Md. Dept. Of Health Urges Citizens To Protect Themselves From West Nile Virus

One individual in the state has contracted the disease this year.


Baltimore, Md (KM) Maryland residents are reminded to take precautions when it comes to West Nile Virus. The State Department of Health says one person who lives in the National Capital Region of Maryland has come down with the disease, the only one in the state  so far this year.

Dr. Kim Campbell, the Chief of Rabies and Vector Borne  Diseases for the Maryland Department of Health, says West Nile Virus was first discovered in a province in Uganda which bears that name. “It first appeared in the United States in 1999 up in New York. Our first West Nile activity in Maryland was in 2001. So it’s been our state for 18 years now,” she says.
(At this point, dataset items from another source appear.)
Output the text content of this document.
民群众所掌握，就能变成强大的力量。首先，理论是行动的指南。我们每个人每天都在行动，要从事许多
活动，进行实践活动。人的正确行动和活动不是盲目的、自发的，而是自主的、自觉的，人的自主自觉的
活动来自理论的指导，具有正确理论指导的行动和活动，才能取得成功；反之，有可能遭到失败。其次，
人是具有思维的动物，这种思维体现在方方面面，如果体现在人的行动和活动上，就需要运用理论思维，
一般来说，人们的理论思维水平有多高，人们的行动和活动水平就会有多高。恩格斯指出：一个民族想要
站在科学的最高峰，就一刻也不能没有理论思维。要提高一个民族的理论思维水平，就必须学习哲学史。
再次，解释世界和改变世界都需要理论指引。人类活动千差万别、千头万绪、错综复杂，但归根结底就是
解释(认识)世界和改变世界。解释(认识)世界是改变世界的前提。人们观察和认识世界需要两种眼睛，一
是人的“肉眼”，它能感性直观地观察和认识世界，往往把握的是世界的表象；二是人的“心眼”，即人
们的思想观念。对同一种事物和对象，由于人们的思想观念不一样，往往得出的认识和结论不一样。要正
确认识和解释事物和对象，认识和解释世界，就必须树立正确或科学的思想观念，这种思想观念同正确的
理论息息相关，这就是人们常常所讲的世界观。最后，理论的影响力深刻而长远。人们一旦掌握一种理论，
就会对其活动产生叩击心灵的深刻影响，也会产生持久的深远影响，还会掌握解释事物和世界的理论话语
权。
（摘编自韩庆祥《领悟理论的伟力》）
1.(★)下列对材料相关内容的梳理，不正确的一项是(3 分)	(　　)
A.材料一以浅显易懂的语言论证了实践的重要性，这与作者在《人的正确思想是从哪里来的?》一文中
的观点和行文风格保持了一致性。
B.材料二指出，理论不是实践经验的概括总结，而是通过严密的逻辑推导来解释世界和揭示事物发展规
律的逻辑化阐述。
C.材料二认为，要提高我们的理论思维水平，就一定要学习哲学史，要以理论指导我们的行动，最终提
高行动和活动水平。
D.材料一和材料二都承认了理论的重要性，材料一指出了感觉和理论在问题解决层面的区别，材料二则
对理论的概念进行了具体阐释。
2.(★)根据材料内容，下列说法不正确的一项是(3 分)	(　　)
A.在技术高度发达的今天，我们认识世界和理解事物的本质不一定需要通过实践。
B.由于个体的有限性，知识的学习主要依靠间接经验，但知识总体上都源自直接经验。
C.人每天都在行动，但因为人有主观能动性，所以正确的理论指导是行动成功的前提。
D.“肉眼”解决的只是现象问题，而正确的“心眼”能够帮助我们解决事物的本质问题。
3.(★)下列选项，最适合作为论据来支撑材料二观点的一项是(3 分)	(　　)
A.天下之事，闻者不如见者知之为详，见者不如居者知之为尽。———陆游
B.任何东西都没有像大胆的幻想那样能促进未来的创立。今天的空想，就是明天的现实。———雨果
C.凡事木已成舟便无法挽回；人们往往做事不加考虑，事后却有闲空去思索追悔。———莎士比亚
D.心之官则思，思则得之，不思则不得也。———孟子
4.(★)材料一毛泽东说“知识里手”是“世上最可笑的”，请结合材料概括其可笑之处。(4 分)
The disease is transmitted by mosquito bites. “It’s primarily maintained in a transmission cycle between birds and mosquitoes,” says Dr. Campbell. “So basically birds are the primary reservoir or host of West Nile, and mosquitoes pick it up from them. And then the mosquitoes can feed on humans, or sometimes horses, and give it to us.”

Because of that, Dr. Campbell recommends residents remove all standing water from their properties because that’s where these insects breed. That includes cleaning rain gutters to allow water to flow freely. They should also empty or screen corrugated drain pipes; remove old tires or drill draining holes in tires to use as playground equipment; turn over wading pools, wheelbarrows, wagons and carts when not in use; flush water from the bottom of plant holders twice a week; replace water in birdbaths at least twice a month; turn garbage can lids upside down and make sure trash receptacles are empty of water; fix dripping faucets; and aerate ornamental pools and water gardens, or stock with fish and use a circulating filter  system.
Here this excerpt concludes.